I’m unhappy with you, I’m angry, or I’m disappointed in you
It has never been a good idea to send an email message to let someone know that you’re feeling hurt, insulted or angry, but people do it every day. Adults communicate face to face or via telephone or Skype when they have something sticky or personal to say, and this is your responsibility, too.
You’re wrong!
If you hold a different opinion from one of your co-workers, that’s fine — spirited debate is a great way for incredible ideas to emerge from a team. Never use email to say “You’re wrong,” even if you feel strongly about it and even if you have facts to back up your position.
When you stomp on a co-worker and say “You’re wrong,” you’re saying “I’d rather win the battle today and lose the war by souring my relationship with my teammate than take the time to get my point across while respecting everybody’s views.”
You obviously didn’t read my message – read it again!
It’s frustrating when people don’t read your email messages, but it’s not a great team-building strategy to fire off a message that says “Obviously you haven’t read my email message.”
Here is my lengthy argument or pitch
Go ahead and compose your lengthy argument or pitch for an idea or a plan in written form, but don’t send the email message when it’s done! Arrange to talk through your pitch in real time with the person who needs to hear it.
Here’s your raise (or your performance appraisal)
Never, ever communicate your team member’s salary increase or their performance appraisal rating via email. That is the height of tackiness combined with poor leadership. This kind of communication screams for synchronous conversation.
I’m still upset about what happened
Don’t use email to say “I’m still upset about what happened last week” or to bring up old struggles and arguments. No good can come of that!
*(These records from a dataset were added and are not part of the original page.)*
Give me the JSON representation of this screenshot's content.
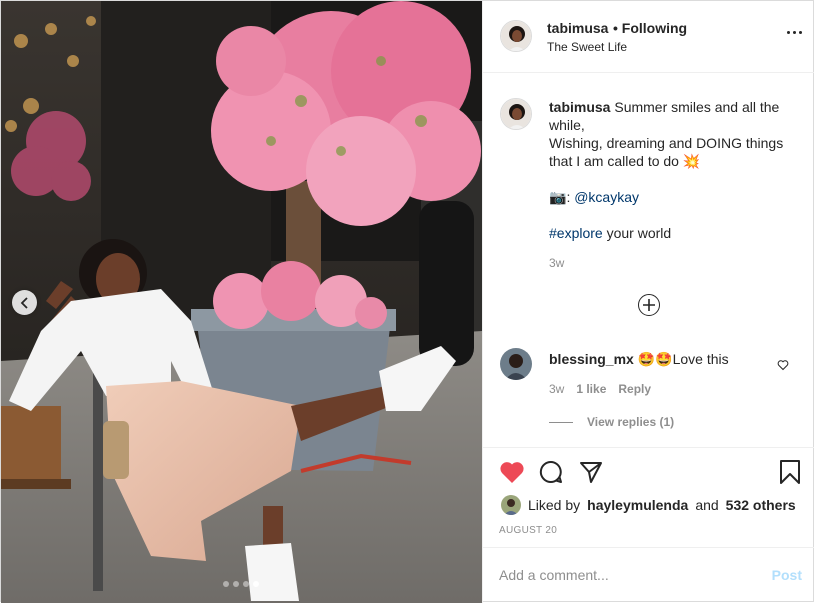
{
  "post": {
    "username": "tabimusa",
    "follow_status": "• Following",
    "location": "The Sweet Life",
    "photo_alt": "Woman in white top and blush skirt seated beside a pink blossom planter",
    "carousel": {
      "dots": 4,
      "active_index": 3
    }
  },
  "caption": {
    "username": "tabimusa",
    "line1": "Summer smiles and all the while,",
    "line2": "Wishing, dreaming and DOING things that I am called to do",
    "line2_emoji": "💥",
    "credit_emoji": "📷",
    "credit_handle": "@kcaykay",
    "hashtag": "#explore",
    "hashtag_rest": "your world",
    "time": "3w"
  },
  "comments": [
    {
      "username": "blessing_mx",
      "emoji": "🤩🤩",
      "text": "Love this",
      "time": "3w",
      "likes": "1 like",
      "reply_label": "Reply",
      "view_replies": "View replies (1)"
    }
  ],
  "engagement": {
    "liked_by_prefix": "Liked by",
    "liked_by_user": "hayleymulenda",
    "and": "and",
    "others": "532 others",
    "date": "AUGUST 20",
    "like_color": "#ed4956"
  },
  "composer": {
    "placeholder": "Add a comment...",
    "post_label": "Post"
  }
}
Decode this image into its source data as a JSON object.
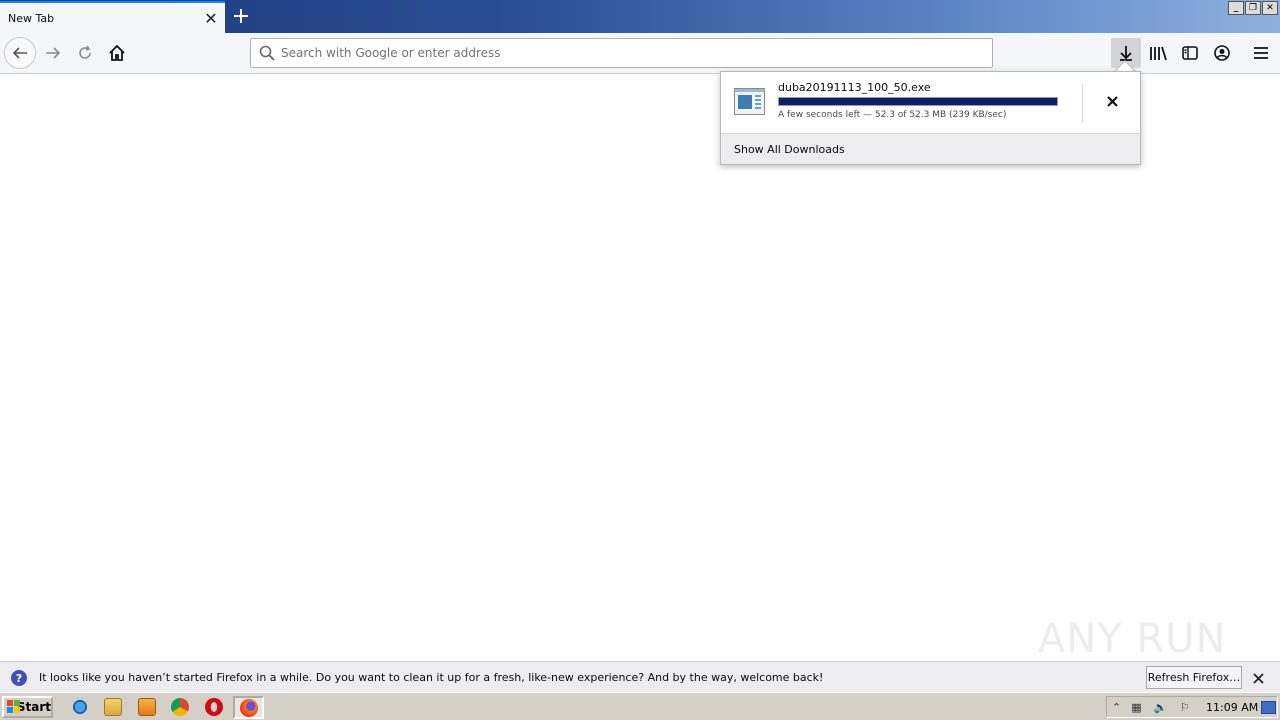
{
  "tab": {
    "title": "New Tab"
  },
  "urlbar": {
    "placeholder": "Search with Google or enter address"
  },
  "downloads": {
    "filename": "duba20191113_100_50.exe",
    "progress_percent": 100,
    "status": "A few seconds left — 52.3 of 52.3 MB (239 KB/sec)",
    "show_all_label": "Show All Downloads"
  },
  "watermark": {
    "text": "ANY RUN"
  },
  "notification": {
    "text": "It looks like you haven’t started Firefox in a while. Do you want to clean it up for a fresh, like-new experience? And by the way, welcome back!",
    "button_label": "Refresh Firefox…"
  },
  "taskbar": {
    "start_label": "Start",
    "clock": "11:09 AM"
  },
  "colors": {
    "progress_fill": "#0b1f6b",
    "tab_accent": "#0a84ff"
  }
}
Find a quiet moment to talk with your co-worker or whomever you had conflict with, and say “I want us to resolve whatever came up between us.” You’ll never improve a relationship by saying “I’m still not over what happened.”
That isn’t your decision or You don’t have the authority to do that
Sometimes when a message hits your inbox and its contents alarm you — for instance, when a co-worker has written to you and your teammates ‘I’m going to go ahead with that plan’ and you violently disagree with your teammate’s direction — pick up the phone and call. Don’t send a message that says “That isn’t your decision to make!”
I’m going to go over your head
If you feel so strongly that you plan to take your conflict to your manager or another higher-up, do it, but don’t send an email message that says “I’m going to go over your head.” That kind of message is the business equivalent of a declaration of war. Talk to your temporary adversary live, instead.
Here is the whole story (with all the details)
No one can take in a long, complicated story when it’s conveyed via email. You may think your storytelling is as clear as a bell, but your colleagues may well disagree with you. Don’t force them to ingest a long, twisting story and react to it. Find another way to get your story across!
Use email for factual issues and ordinary scheduling and status update topics. Those are the situations email is best-suited for. Save the emotional, complicated issues for live conversations where you and the people you communicate with can clear up any confusion or hurt feelings and move on. Don’t make things worse by engaging in email battles that never have a winner!